The Upington Border Scouts Cloth Notes have captured the imagination of numismatists both locally and abroad for decades. These exceptionally rare notes tell an extraordinary tale of ingenuity, perseverance and defiance against incredible odds.
A brief history of the Upington Border Scouts
The Upington Border Scouts were raised at Upington in May 1900 as a local defense force. The men were all half-castes, chiefly descendants of Boer farmers and native women; many of them were well-to-do farmers having large herds, others were hunters in the Kalahari Desert and all could ride and shoot. Their knowledge of the country and excellent eyesight made them invaluable as scouts. In November 1900 the regiment was increased to 300, in January 1901 to 500, and shortly afterwards to 8 squadrons totaling 786 men.
The Scouts patrolled a broad area in the north-western district of Cape Colony, which extended from Oomdries Vlei in the south to Rietfontein in the north, a distance of 400 miles and from Prieska in the east to Ookiep in the west, about 350 miles. Kenhardt and Upington, two towns roughly in the center of this vast area, were garrisoned and entrenched. These towns are seventy-two miles apart over heavy sandy roads and rough terrain.
Scouts in action
In April 1901, 300 of the regiment were ordered to join Major Jeudwine's column at Van Wyk's Vlei. These 3 squadrons remained on column for seven months, the last three of which they were under Colonel Capper. During this time they did most of the scouting for the main body, and a day seldom passed without the advance or flanking scouts being fired on by the enemy, who, however, fled as the column advanced. Some very hard and trying marching was done, but the rebels generally kept a day or two's march in advance, and owing to its transport the column could not move as fast as the enemy. The 6th Battalion Lancashire Fusiliers was in this column, and in their war record it is noted, to illustrate the difficult nature of the country, that on 28th May only six miles were covered in nine hours' marching.
Occasionally the wagons were left behind, and the mounted men, 1 squadron of Orpen's Cavalry, 1 of Nesbitt's, and 3 of the Scouts would, by a long night-march, try to surround the enemy. Twice Maritz was all but surrounded in very hilly country, but on each occasion he and his men escaped with the loss of a few men and all his spare horses.
At Ganabosch the column fought the combined commandos of Maritz and Louw; the enemy held some high ridges until dark, and then fled. In November 1901 the Border Scouts were ordered to return to the north-western district, as several commandos had moved north. On this trek they had a running fight with Van Reenan's commandos, but owing to the horses being in a miserable condition only two prisoners were captured. They arrived in Upington in December, after having been as far south as Piquetberg Road Station. On one occasion they had been snowed up for three days in the hills near Sutherland.

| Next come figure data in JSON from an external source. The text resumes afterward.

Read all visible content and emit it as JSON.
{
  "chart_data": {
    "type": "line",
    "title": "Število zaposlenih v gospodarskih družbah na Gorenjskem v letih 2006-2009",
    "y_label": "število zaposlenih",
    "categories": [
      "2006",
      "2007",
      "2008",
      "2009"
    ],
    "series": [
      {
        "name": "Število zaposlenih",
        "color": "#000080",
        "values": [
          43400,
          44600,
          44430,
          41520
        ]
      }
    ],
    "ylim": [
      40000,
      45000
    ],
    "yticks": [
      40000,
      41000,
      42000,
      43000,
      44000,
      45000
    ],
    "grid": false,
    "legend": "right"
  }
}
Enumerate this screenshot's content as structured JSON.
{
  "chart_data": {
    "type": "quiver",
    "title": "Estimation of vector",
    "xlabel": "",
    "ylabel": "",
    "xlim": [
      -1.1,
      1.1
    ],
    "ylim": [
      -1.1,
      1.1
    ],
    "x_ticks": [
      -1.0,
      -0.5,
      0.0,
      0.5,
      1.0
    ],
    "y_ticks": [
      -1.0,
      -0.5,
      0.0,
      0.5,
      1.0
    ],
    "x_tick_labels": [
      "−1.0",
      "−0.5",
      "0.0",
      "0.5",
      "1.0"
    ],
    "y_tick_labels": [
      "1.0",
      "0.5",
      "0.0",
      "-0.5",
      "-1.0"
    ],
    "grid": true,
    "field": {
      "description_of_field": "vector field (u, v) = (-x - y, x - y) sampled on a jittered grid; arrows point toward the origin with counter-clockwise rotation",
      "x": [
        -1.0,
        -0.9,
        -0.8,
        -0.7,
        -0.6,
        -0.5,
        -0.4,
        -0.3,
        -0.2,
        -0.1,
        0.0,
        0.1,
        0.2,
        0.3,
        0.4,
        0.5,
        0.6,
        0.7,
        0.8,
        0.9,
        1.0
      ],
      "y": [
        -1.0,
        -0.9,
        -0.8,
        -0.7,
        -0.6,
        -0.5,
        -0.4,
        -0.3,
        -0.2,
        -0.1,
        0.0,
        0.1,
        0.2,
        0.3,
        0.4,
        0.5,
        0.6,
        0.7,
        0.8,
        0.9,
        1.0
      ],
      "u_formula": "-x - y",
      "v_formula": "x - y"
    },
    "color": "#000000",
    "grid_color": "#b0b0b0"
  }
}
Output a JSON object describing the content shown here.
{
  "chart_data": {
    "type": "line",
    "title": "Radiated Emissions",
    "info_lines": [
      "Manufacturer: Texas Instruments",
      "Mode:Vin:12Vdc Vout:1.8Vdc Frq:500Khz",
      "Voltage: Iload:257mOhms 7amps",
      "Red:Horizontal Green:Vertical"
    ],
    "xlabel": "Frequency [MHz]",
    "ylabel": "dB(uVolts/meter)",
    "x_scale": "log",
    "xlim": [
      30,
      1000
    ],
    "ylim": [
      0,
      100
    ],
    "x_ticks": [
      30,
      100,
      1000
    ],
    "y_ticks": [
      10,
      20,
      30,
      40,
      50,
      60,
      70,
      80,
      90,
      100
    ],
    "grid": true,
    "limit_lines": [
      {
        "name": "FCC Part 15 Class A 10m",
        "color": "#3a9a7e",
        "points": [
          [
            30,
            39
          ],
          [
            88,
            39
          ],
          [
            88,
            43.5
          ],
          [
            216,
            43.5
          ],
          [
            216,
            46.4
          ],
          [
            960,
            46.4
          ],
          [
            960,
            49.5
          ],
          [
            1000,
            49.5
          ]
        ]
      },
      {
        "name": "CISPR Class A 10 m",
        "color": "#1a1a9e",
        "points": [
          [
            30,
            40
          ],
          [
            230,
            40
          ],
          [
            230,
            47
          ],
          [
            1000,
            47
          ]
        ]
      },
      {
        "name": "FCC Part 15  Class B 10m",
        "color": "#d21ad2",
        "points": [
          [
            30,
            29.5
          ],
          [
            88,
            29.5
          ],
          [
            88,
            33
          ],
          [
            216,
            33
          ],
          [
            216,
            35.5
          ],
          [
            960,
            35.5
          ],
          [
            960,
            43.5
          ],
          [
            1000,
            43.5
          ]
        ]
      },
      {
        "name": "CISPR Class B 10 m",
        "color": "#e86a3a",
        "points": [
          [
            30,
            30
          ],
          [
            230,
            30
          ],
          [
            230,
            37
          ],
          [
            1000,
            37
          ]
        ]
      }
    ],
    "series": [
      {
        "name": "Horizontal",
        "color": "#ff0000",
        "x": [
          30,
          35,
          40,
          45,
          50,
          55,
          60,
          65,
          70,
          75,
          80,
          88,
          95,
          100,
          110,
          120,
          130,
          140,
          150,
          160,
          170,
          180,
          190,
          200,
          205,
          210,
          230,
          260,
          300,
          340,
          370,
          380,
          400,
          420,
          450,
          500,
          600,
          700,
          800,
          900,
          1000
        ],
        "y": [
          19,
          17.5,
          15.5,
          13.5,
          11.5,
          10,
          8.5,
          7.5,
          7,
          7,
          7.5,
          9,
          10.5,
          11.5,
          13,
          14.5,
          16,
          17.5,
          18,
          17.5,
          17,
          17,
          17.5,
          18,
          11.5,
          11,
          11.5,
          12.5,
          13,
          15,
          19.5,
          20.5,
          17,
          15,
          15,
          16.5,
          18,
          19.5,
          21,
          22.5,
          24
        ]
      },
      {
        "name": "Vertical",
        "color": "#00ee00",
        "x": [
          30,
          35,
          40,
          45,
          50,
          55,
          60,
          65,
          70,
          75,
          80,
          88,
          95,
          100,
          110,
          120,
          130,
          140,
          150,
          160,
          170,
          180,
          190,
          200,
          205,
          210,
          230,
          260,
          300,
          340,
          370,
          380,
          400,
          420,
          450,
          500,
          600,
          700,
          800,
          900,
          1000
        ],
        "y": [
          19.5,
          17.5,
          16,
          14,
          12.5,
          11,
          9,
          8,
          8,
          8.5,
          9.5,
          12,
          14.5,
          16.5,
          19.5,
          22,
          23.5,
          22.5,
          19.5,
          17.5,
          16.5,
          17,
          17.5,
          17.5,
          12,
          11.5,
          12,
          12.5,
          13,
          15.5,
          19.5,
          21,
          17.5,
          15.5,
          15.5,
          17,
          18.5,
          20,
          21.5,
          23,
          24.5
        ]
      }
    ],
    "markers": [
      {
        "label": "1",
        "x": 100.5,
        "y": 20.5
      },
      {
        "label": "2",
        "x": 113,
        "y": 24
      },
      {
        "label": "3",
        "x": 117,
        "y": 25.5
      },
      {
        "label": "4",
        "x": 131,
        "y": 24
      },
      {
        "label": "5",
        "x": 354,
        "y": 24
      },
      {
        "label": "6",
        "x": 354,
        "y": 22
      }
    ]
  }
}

Scarcity of funds and an ingenious solution
The regiment received no pay during the time it was on column, and Major Birkbeck (4th Scottish Rifles), the commander, found on his return to Upington that all communication between that place and De Aar had been cut for several months. The wire was down for miles, and post-carts had been captured by the enemy, while there was hardly enough food for the garrison for one month, apart from the civilian population. Lastly there was hardly twenty pounds of money in the town. Meat rations became the order of the day, and remained so until the corn ripened at Keimeos, on the banks of the Orange River, thirty miles from Upington. At this time there were about 600 rebels under arms in the district, while several commandos were being pushed into it by the columns in the south. On one occasion at this time 60 Border Scouts, under Captain Bracy Ramsbotham, DSO, did a good piece of work. They had gone out to get sheep, and, hearing of the enemy, they succeeded in ambushing a party of 80 Boers under Conroy. The enemy fled, almost after the first volley, being completely surprised. They left 15 dead and 8 severely wounded.
The Scouts by this time not having drawn any pay for many months, and with the authorities stating that it was impossible to get money safely through, Major Birkbeck decided to take matters into his own hands and make his own money. A block stamp was cut out of wood to represent a jackal, as that animal's skin was worn on the men's hats. Underneath was written, "Issued by Paymaster Border Scouts, pay to Bearer"; then signature, John Birkbeck, Major, OCBS.
The notes were “printed” in the following denominations: 2 Shillings, 10 Shillings, 2 Pounds and 5 Pounds. All were made on unbleached calico or khaki cloth material however I have personally seen a 2 Shillings made on red material which I am told is probably unique and the only one known to have survived. The red material cloth was used for the notes that were used to pay higher ranking members of the Scouts. In the end, as the tale goes, even tablecloths were cut up and used to make these unbelievable pieces. The vast majority of these notes were redeemed and then destroyed at various banks throughout the country some as far afield as Natal.
Only a handful of these notes have come up for sale over the years suggesting that a very limited number were “printed” and an even lower number having survived in the years succeeding the Second Boer War.